When Protectionism Hurts
The most extreme example of protectionism was the Smoot-Hawley Act signed into law by President Hoover in 1930. This legislation raised tariffs on over 20,000 imported products to record-high levels. Not only did that make the goods more expensive for Americans, it invited retaliation from America's trading partners, who responded by implementing their own tariffs on American-made goods. While this example is extreme, protectionism on smaller scales hurts consumers. Protectionism distorts markets and results in higher prices. It creates inefficiencies in markets since it blocks more efficiently produced goods from entering the country. Without the pressure of foreign competition, quality may suffer. Consumers are hurt when higher prices limit their purchasing power.
Benefits of Protectionism
For all the problems caused by protectionism, some arguments in its favor are persuasive. For developing nations attempting to grow a fledgling economy, protecting so-called infant industries until they can compete in the global market is a legitimate concern. Protecting industries that are critical to the national economy or defense is a generally accepted practice. If foreign-made products do not meet domestic quality or safety standards, they can reasonably be prevented from entering the country. Protection in the form of anti-dumping barriers are an accepted way to combat predatory practices of other nations. While the United States remains firmly committed to free trade, there are and will always be exceptions to that policy.
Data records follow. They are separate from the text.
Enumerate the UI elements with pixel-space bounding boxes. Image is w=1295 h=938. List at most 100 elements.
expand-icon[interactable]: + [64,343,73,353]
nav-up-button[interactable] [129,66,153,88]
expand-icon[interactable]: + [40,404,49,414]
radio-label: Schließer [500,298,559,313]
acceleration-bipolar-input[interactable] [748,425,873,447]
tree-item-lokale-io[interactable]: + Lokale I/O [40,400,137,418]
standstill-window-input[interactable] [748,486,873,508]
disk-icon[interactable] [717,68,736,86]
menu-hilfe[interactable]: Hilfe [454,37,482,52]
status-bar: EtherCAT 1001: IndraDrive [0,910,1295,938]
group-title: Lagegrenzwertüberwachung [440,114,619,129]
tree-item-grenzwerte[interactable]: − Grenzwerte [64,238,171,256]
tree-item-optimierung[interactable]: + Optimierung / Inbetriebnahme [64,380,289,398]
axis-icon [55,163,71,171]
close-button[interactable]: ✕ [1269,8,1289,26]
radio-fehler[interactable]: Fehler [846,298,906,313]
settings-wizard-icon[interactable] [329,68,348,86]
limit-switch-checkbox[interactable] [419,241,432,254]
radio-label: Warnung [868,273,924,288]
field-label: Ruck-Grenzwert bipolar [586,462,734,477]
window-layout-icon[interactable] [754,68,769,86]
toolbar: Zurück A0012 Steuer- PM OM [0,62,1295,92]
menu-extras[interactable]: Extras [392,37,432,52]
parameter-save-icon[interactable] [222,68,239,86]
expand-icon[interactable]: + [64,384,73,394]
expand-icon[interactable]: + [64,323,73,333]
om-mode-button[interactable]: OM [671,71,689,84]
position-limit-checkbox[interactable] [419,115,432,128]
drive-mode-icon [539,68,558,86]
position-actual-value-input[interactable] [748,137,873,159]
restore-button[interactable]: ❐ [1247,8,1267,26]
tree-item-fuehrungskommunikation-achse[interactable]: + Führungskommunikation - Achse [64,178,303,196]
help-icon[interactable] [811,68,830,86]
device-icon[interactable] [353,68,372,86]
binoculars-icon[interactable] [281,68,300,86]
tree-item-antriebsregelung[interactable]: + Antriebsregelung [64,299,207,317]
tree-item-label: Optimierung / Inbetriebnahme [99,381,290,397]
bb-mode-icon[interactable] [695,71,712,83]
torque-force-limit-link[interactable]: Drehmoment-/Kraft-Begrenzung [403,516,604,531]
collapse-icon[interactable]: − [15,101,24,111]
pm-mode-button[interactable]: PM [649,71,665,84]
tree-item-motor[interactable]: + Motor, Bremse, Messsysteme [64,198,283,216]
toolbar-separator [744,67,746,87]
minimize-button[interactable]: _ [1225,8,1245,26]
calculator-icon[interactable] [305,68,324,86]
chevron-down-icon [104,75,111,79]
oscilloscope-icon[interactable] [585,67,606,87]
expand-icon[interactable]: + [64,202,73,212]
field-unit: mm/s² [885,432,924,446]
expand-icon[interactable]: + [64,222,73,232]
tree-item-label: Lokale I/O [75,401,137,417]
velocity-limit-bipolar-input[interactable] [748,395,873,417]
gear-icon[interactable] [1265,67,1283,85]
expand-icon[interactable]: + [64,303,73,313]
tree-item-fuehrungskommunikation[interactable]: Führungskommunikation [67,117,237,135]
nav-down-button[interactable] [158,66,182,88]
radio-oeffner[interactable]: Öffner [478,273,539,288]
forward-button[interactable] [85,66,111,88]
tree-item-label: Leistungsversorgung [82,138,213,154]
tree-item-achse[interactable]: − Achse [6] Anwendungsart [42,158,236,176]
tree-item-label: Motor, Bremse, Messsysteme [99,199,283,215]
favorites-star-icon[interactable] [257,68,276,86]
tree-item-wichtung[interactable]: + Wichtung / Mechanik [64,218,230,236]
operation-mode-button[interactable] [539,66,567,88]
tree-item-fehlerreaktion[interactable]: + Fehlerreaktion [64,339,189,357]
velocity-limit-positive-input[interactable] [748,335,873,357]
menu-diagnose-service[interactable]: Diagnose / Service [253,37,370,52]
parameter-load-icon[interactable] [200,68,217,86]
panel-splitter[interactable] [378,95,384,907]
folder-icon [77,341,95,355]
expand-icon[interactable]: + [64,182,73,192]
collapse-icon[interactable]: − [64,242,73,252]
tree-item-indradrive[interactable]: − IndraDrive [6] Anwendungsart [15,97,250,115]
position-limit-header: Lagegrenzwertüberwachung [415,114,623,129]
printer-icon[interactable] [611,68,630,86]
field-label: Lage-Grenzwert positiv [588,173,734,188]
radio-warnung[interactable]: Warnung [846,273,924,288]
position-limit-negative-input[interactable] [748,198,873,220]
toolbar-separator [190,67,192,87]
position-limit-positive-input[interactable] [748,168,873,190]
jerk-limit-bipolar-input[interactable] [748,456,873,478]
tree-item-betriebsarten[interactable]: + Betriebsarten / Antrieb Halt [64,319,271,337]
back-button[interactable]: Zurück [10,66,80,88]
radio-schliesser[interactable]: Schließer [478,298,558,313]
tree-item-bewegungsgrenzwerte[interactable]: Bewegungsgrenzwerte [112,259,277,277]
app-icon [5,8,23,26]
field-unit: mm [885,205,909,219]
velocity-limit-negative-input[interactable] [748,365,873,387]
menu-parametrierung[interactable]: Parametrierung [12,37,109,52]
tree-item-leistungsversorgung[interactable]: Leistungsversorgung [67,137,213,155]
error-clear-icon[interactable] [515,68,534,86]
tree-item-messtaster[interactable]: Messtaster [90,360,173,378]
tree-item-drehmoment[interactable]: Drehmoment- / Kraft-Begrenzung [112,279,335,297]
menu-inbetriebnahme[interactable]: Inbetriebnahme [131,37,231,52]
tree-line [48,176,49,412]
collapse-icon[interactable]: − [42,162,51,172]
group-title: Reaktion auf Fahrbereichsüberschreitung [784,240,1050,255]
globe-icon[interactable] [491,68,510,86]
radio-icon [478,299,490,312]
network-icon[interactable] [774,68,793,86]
Besides economic considerations, moral and ethical concerns enter the debate about free trade versus protectionism. Not all countries have the same labor and environmental standards that prevail in the U.S. and other developed countries When foreign workers are exploited and the environment is degraded, the true costs of production are not included in the prices paid in importing countries. Improving standards in developing countries is a call shared by human rights advocates, environmentalists and protectionists alike. Raising foreign standards, it is argued, will not only improve the working conditions of workers in other countries but will also protect jobs in the U.S. and other developed countries by "leveling the playing field" between low- and high-wage countries.